Do you have any idea what might be wrong?
Additionally, I have found no way to specify the EGL device index manually, I always tried variable $CUDA_VISIBLE_DEVICES or the index according to nvidia-smi:
Now it can see the script, but the resulting error with EGL is still the same:
( 1.100s) [pvbatch ] vtkEGLRenderWindow.cxx:353 WARN| vtkEGLRenderWindow (0x556bb0976040): EGL device index: 0 could not be initialized. Trying other devices…
( 1.105s) [pvbatch ] vtkEGLRenderWindow.cxx:386 WARN| vtkEGLRenderWindow (0x555f5634a070): Setting an EGL display to device index: -1 require EGL_EXT_device_base EGL_EXT_platform_device EGL_EXT_platform_base extensions
( 1.105s) [pvbatch ] vtkEGLRenderWindow.cxx:388 WARN| vtkEGLRenderWindow (0x555f5634a070): Attempting to use EGL_DEFAULT_DISPLAY…

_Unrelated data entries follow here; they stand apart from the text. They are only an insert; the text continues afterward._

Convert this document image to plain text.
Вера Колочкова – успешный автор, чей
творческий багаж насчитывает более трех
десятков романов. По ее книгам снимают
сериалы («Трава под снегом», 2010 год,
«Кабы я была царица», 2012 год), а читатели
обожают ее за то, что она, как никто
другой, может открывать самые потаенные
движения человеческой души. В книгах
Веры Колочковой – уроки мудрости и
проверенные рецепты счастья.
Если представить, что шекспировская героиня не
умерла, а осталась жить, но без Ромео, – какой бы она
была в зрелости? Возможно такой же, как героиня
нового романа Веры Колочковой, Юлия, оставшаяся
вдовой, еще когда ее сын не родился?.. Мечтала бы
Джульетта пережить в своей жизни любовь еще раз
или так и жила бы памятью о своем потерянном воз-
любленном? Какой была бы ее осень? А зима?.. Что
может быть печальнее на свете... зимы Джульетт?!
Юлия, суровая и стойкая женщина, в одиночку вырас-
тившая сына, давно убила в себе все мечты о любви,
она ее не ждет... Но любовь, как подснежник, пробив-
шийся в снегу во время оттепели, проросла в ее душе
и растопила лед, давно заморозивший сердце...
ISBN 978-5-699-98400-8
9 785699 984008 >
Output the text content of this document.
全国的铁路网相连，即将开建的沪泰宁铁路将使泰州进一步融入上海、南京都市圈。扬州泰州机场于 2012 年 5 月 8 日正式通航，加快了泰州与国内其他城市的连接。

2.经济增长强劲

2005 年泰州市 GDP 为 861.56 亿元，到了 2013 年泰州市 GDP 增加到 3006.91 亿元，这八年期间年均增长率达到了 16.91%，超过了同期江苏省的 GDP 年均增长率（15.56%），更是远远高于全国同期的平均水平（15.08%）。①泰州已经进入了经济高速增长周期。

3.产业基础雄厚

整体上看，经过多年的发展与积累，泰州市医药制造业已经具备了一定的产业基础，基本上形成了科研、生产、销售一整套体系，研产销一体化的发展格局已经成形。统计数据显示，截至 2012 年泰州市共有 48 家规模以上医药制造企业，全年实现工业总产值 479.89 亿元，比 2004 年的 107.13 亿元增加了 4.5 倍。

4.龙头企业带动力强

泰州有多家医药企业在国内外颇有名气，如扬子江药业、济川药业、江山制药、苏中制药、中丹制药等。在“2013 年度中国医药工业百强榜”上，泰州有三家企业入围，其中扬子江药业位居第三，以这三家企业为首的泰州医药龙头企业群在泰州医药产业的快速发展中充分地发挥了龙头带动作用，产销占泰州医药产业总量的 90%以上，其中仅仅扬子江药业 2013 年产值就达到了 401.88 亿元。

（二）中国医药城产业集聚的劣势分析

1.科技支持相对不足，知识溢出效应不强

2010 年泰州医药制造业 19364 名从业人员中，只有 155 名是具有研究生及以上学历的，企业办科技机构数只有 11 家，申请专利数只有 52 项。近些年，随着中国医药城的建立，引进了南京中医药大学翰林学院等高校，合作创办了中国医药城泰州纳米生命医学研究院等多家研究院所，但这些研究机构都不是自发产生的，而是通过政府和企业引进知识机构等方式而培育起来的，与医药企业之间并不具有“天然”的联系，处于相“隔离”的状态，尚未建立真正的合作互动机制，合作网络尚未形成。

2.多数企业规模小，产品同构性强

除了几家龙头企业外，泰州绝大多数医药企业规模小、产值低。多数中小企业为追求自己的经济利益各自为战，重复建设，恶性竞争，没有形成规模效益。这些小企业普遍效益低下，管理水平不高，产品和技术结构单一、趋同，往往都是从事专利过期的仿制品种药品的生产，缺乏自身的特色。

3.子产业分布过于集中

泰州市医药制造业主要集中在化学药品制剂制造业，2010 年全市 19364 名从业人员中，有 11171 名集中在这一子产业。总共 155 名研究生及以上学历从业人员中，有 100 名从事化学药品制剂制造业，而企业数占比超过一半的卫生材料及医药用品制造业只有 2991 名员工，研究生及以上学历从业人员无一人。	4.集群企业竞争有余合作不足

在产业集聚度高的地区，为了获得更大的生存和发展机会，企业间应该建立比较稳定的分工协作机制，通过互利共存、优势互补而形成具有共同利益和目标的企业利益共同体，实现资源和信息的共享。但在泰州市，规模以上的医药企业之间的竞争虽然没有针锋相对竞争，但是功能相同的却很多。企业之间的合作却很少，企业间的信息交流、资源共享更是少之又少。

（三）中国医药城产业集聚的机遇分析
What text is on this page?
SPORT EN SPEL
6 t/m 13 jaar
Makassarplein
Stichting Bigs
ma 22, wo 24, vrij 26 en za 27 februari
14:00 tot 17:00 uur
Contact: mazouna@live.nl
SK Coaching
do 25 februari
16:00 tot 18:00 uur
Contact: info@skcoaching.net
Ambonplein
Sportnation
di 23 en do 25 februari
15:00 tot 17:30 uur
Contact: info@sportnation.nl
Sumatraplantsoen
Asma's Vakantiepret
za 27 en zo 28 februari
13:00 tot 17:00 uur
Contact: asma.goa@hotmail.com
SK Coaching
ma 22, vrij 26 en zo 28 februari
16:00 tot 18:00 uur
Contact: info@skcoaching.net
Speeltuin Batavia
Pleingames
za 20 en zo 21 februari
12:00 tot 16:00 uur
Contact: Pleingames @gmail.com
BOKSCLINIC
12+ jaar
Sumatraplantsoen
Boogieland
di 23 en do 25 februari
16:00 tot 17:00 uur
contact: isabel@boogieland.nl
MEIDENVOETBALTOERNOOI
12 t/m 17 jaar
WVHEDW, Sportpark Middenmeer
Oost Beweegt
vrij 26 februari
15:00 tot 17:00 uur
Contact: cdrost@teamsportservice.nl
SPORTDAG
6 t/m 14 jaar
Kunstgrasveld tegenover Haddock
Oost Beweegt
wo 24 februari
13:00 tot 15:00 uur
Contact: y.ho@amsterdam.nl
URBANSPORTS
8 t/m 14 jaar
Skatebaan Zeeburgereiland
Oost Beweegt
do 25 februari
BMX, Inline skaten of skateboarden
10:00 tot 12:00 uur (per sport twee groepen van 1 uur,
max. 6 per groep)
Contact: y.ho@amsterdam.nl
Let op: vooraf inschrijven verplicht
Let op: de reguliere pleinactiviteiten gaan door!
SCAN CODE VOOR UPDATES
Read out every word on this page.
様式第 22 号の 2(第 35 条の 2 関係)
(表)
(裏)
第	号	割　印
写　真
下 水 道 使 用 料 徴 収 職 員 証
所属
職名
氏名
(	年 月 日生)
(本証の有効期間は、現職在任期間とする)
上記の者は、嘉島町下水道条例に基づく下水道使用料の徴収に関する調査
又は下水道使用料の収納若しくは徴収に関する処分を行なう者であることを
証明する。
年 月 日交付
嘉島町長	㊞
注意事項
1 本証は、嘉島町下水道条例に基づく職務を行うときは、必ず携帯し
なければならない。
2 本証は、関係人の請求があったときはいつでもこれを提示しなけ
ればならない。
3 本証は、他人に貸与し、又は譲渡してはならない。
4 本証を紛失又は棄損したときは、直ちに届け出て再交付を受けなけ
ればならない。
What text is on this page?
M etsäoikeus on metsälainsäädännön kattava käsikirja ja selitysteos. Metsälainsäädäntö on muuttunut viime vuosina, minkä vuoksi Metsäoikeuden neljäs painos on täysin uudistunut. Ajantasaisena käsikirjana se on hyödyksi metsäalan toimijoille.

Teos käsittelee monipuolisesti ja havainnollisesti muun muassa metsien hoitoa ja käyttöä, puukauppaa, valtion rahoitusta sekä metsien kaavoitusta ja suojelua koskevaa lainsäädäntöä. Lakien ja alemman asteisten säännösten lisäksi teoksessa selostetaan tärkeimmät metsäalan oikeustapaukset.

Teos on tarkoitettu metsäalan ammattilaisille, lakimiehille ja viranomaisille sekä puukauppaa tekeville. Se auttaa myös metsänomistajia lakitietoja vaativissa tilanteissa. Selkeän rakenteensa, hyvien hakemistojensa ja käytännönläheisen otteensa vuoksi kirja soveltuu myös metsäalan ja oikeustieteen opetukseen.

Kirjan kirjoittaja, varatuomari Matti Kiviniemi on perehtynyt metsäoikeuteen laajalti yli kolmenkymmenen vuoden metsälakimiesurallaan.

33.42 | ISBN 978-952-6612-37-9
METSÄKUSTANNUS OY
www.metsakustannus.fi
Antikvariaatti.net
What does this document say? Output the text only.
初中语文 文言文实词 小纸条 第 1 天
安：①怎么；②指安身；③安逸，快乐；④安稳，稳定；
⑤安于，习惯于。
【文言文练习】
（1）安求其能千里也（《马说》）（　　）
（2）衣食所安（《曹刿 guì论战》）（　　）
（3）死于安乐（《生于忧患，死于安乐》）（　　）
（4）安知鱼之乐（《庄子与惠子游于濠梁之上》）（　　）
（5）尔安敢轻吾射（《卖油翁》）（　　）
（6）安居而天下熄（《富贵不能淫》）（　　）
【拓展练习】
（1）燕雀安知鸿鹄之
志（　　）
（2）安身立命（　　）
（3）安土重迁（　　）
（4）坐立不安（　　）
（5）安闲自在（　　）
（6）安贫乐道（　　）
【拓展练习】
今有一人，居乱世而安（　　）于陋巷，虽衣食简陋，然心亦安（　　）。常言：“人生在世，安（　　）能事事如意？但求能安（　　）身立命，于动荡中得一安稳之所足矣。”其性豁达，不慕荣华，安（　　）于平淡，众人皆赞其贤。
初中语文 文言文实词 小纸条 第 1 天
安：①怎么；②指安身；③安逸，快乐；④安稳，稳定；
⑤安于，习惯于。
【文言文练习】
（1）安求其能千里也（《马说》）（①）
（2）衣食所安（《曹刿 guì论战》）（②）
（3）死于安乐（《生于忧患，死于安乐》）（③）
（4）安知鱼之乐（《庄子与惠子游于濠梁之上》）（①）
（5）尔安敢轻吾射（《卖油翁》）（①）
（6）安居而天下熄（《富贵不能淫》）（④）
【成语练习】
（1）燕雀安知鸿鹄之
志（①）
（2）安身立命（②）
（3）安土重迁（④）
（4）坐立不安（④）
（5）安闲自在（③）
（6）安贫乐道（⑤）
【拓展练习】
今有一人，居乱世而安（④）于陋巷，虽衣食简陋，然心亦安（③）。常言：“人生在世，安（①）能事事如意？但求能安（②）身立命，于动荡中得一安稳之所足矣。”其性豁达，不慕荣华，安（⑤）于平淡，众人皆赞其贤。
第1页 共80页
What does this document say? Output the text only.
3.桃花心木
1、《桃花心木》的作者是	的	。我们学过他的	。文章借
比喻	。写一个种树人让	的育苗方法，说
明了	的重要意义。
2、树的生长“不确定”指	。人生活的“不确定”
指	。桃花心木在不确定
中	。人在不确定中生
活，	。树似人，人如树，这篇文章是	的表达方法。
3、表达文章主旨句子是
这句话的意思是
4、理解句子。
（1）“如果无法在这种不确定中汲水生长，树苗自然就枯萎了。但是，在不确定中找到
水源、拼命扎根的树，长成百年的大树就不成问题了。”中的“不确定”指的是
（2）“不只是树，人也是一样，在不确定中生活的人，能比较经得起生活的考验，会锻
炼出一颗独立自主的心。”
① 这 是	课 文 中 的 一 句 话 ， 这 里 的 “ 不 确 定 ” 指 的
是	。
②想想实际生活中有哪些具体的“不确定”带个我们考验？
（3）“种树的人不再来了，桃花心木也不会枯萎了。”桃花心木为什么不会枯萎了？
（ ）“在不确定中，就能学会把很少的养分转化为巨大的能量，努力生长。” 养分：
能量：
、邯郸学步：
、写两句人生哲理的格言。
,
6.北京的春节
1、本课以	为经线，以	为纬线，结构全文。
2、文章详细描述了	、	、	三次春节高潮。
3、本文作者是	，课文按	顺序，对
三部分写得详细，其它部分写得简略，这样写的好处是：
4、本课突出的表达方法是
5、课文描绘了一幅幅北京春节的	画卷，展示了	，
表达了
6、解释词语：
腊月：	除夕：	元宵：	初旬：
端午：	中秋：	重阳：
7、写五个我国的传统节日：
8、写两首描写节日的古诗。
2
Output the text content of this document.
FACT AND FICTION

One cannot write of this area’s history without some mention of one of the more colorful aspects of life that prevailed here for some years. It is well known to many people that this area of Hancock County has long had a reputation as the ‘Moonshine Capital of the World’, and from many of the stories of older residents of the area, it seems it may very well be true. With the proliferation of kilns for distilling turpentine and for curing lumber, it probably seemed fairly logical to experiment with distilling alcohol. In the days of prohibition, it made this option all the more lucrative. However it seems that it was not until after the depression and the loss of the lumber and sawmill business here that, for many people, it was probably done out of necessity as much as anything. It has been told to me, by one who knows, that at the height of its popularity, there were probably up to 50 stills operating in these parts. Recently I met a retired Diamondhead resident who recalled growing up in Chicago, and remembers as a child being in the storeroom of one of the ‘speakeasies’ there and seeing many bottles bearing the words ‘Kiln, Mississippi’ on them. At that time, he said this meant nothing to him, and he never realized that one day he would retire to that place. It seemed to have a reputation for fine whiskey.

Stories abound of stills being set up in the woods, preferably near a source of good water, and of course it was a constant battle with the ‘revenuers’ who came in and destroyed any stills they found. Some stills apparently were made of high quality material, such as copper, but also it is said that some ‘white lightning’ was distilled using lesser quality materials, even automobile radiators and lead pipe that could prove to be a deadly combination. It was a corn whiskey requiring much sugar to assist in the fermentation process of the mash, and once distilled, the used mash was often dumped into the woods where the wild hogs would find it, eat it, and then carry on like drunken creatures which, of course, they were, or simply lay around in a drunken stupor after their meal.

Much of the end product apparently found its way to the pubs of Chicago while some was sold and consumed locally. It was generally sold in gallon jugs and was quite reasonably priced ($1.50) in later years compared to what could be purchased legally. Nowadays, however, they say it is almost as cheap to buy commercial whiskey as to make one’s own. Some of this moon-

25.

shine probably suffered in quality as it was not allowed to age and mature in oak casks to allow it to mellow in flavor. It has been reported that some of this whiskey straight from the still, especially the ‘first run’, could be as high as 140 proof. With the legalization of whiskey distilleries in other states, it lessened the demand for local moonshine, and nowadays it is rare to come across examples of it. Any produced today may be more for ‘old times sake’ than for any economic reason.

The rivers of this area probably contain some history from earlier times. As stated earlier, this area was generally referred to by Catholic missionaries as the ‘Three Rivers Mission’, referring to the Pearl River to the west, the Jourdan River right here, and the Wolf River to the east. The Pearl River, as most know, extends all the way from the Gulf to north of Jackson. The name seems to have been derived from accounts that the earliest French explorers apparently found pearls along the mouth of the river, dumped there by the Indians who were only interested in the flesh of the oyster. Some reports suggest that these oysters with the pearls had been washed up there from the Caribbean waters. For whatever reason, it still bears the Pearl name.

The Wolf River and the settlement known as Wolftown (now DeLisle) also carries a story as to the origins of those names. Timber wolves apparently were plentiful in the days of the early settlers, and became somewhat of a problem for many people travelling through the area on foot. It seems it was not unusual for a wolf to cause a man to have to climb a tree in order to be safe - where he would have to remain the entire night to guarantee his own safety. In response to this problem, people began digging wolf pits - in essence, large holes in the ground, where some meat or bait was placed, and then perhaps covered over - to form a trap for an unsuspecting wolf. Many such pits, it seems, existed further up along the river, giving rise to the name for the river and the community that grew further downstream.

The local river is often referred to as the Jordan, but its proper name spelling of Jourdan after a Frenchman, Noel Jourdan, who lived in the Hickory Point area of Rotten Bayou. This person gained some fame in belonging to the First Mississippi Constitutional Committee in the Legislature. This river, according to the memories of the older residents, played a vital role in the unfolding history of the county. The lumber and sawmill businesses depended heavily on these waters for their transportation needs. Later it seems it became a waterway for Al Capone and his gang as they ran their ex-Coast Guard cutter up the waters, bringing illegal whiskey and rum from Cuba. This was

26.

( 1.105s) [pvbatch ] vtkEGLRenderWindow.cxx:393 ERR| vtkEGLRenderWindow (0x555f5634a070): Could not initialize a device. Exiting…
( 1.105s) [pvbatch ]vtkOpenGLRenderWindow.c:511 ERR| vtkEGLRenderWindow (0x555f5634a070): GLEW could not be initialized: Missing GL version
Regardless of what I supply to the display, it attempts to use device index 0. This should be correct, as PBS gives me resources in a separate namespace, in nvidia-smi output, there is only one GPU visible, with index 0. But when I ssh directly to the cluster and use nvidia-smi, there are 8 different GPUs and for example, what I see from the PBS job as index 0, is in fact GPU with index 7 within whole machine.
I assume that problem is that paraview tries to use EGL by index and not by persistent address, e.g. Bus-ID, or the ID of the GPU which is in the $CUDA_VISIBLE_DEVICES variable.
Well, I really don’t know what is happening, this is just my guess. From what I tested, on the same machine, EGL could be initialized when I was assigned the first GPU card and it could not if I was assigned any other one. This I have verified on three different machines, same behavior.